Turpin, W et al. “Association Of Host Genome With Intestinal Microbial Composition In A Large Healthy Cohort”. Nature Genetics, vol 48, no. 11, 2016, pp. 1413-1417. Springer Science And Business Media LLC, doi:10.1038/ng.3693.
Determinants of intestinal permeability in healthy first-degree relatives of individuals with Crohn’s disease.
In this study researchers were looking for genetic, environmental, and microbial factors that may be influence the intestinal permeability of our healthy subjects.
Why was intestinal permeability looked at? Intestinal permeability is a measure of “leakiness” of the gut. Increased intestinal permeability, or leakiness, may thus allow passage of gut contents (food, bacteria etc.) which can trigger an intestinal inflammatory response. Several studies have documented that changes in intestinal permeability can predict the course of IBD.

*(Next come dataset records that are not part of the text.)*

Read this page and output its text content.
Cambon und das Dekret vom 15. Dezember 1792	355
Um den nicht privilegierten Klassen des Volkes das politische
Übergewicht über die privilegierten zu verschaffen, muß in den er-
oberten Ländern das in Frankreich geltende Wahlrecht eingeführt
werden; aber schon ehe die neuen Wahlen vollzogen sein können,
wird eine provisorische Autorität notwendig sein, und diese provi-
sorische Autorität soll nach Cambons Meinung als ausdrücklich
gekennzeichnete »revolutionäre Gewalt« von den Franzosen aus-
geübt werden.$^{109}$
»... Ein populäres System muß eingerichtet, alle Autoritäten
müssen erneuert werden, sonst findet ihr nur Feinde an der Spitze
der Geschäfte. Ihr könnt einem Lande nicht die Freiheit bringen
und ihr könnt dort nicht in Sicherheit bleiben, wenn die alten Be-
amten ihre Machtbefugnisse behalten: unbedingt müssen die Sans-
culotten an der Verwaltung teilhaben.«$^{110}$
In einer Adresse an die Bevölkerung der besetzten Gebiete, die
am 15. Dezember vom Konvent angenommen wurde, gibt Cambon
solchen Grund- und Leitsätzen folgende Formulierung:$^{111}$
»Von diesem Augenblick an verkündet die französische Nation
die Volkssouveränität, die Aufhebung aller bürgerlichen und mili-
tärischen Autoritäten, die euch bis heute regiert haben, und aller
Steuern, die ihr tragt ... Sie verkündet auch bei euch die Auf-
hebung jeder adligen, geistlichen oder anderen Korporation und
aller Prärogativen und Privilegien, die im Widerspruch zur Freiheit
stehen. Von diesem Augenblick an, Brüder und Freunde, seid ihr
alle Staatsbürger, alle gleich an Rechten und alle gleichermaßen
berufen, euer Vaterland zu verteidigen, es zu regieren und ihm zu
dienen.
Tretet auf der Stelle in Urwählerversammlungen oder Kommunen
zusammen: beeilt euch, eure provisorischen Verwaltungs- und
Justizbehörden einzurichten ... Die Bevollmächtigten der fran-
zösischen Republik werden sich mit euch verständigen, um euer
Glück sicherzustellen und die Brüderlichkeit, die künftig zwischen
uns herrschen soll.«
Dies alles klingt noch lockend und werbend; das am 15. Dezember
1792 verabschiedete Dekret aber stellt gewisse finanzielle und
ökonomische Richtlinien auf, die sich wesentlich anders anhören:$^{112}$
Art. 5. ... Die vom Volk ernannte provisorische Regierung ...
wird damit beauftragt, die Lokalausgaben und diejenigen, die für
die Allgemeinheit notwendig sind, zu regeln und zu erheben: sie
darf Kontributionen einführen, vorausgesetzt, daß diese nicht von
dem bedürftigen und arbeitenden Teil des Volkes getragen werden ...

What is the LacMan Ratio? It is a tool used to assess intestinal permeability. To find this ratio, Subjects drink a solution that contains a large molecule (lactulose) that can only cross the gut barrier when it is damage. The solution also contains a small molecule (mannitol) that always crosses the barrier, independent of any damage to the gut barrier. So, by measuring the ratio of the two molecules (LacMan ratio), scientist can tells us how well the intestines are doing their job.
What did this study find? The LacMan ratio was found to not be heritable, meaning that genetics may only play a small role in healthy intestinal permeability. The ratio was also not affected by microbial composition. From this we can postulate that other factors such as the environment, would then likely have a greater impact on the deterioration of healthy intestinal permeability.
Kevans, D et al. “Determinants Of Intestinal Permeability In Healthy First-Degree Relatives Of Individuals With Crohnʼs Disease”. Inflammatory Bowel Diseases, vol 21, no. 4, 2015, pp. 879-887. Oxford University Press (OUP), doi:10.1097/mib.0000000000000323.
IBD Genetic Risk Profile in Healthy First-Degree Relatives of Crohn’s Disease Patients
This study compared the genetic composition of healthy individuals, those diagnosed with CD, and first-degree relatives of those with CD from the GEM Project. The results of this study show that first-degree relatives of those with CD have a greater genetic risk of CD in comparison to healthy individuals.
Kevans, D et al. “IBD Genetic Risk Profile In Healthy First-Degree Relatives Of Crohn’S Disease Patients”. Journal Of Crohn’s And Colitis, vol 10, no. 2, 2015, pp. 209-215. Oxford University Press (OUP), doi:10.1093/ecco-jcc/jjv197.